Re: BMN walka z porannym rozruchem. Co jeszcze można sprawdz
: wt sty 26, 2016 22:40
autor: Muti
To w którym miejscu jest ta rurka, że trzeba manewrowac wałkiem i zaworami? Jakie one mają na to wpływ? Chyba muszę zgłębić temat i jakis przekrój zobaczyć.
Wyglądało na przekroju tej rurki, że ma ona tylko kontakt z paliwem i jest wlozona w głowice i miesza paliwo.
NzTT
Re: BMN walka z porannym rozruchem.
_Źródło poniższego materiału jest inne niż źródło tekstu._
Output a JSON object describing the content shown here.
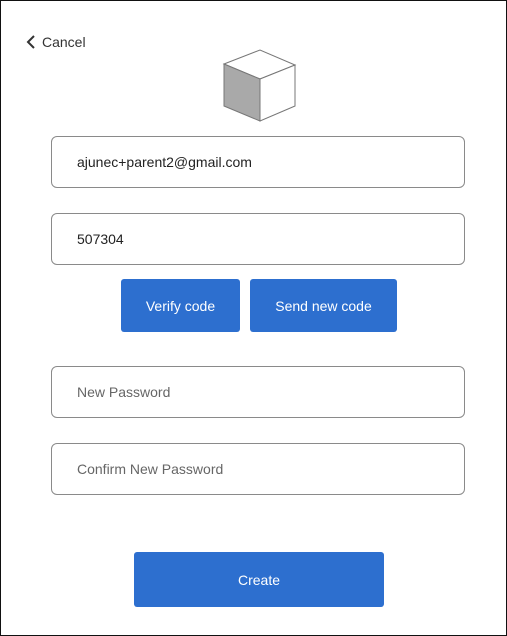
{
  "header": {
    "cancel_label": "Cancel"
  },
  "logo": {
    "icon": "cube-icon"
  },
  "form": {
    "email_value": "ajunec+parent2@gmail.com",
    "code_value": "507304",
    "verify_label": "Verify code",
    "send_new_label": "Send new code",
    "new_password_placeholder": "New Password",
    "confirm_password_placeholder": "Confirm New Password",
    "create_label": "Create"
  },
  "colors": {
    "primary": "#2d6fcf",
    "border": "#8a8a8a"
  }
}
Co jeszcze można sprawdz
: wt sty 26, 2016 22:55
autor: winetu_vip
Wydaje mi się że są dwie rurki w głowicy bynajmniej ja innej nie widziałem
Jeżeli są dwie to jedna jest po stronie wydechowej a druga po stronie ssącej. Na nich właśnie są zamontowane dźwigienki popychaczy zaworowych... i wydaje mi się że ta ze strony ssącej była z dziurkami, kurde sam już zgupiałem...

Re: BMN walka z porannym rozruchem. Co jeszcze można sprawdz
: wt sty 26, 2016 22:57
autor: Muti
To nie ta rurka moim zdaniem. Ta o której mówimy jest jedną i plastikowa.